17th and Irving

Tuesday, July 25, 2006

dupelomacy

Manichaean ideas of good and evil lose their clarity when confronted with the world of screams that is Southern Lebanon but there is Condoleezza Rice assuring everybody that it IS terrorists who are completely responsible for the carnage in Lebanon and Israel and the terrorists are called Hizbullah, therefore efforts to immediately halt the deaths of Lebanese citizens who are innocent of anything other than being in the wrong place at the wrong time aren't necessary.

What she was doing in Beirut is not exactly clear but I can guess a few things based on the previous acts of this administration. First, nothing is as important as to create the appearance of confronting the problem. Second, don't confront the problem, use the problem as an opportunity to assert a matter of policy that will allow the problem you appear to confront to become a larger problem left unconfronted. Third, thumb your nose at everybody that says your wrong, and when you're wrong, talk about how you're dealing with terrorists while everybody else is ignoring the problem you are so bravely confronting by not confronting the problem but instead, actually encouraging the spread of that problem so that you can claim to confront it even more. It sounds like the Marx Brothers but it lacks the panache.

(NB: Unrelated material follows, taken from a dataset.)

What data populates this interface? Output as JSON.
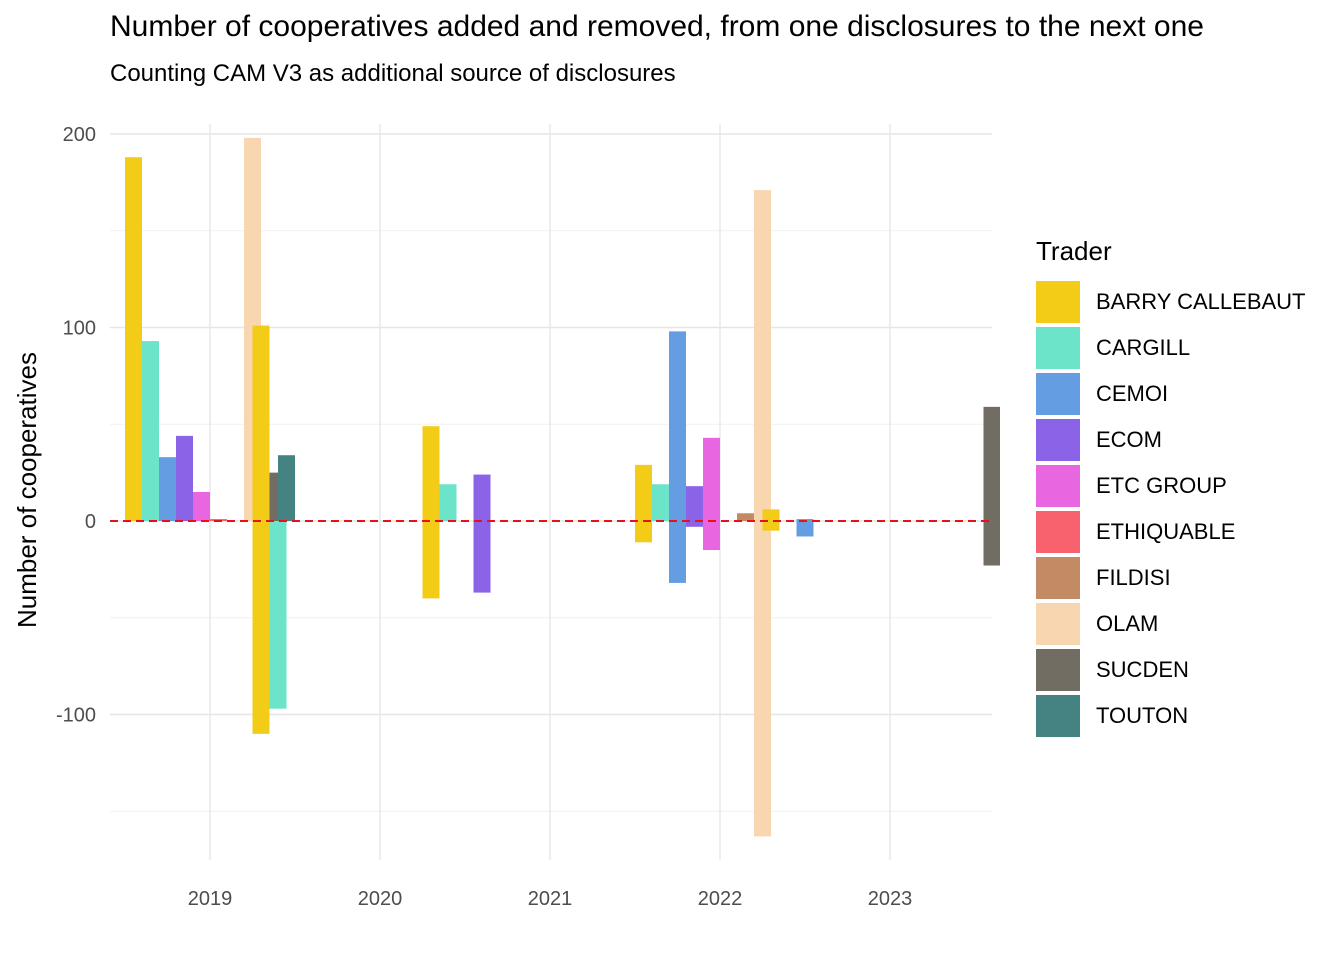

She thanked the Lebanese Government for being brave, which is actually surreal, and then headed down to Israel where she stood by and looked resolute while Prime Minister Olmert pledged to continue on the attacks, Rice added that before the violence can stop there has to be a groundwork for lasting peace.

This is the kind of absurdity that Brendan Behan wrote about, this is the kind of absurdity that buries the child before the parent.

There are millions of Arabs who do not want an Israel, every bomb made in the U.S.A., dropped by an Israeli fighter jet and exploded in a Lebanese neighborhood makes them more fervant. It doesn't matter what the cause is and it doesn't matter if Hizbullah is disbanded, once upon a time Hizbullah was Fatah. Making "lasting" peace a condition for peace talks only further jeopardizes them, for the Arabs who don't want an Israel it makes it easy to figure out what to do next.

In the New York Times Sunday Book Section a book was reviewed detailing the pogroms against Polish Jews returning home after the Holocaust, those pogroms were as bad as the pogroms that consumed the Russian Pale in the late 1800s and early 1900s. Jews who had survived the trains to Dachau and Auschwitz were thrown off the trains that promised to take them home, and now, for many Jews, the spectre of pogrom once again finds expression in the random rockets of Hizbullah and the random suicide bombers who walk into the light of a Sbarro or a shopping mall and rearrange the worlds of the victims.

For the people of Lebanon is this something else? Do they perceive it as something else?

One thing they do perceive, one Lebanese government official categorized Rice's visit as "not encouraging". Is it ever encouraging to talk to the chronically obtuse?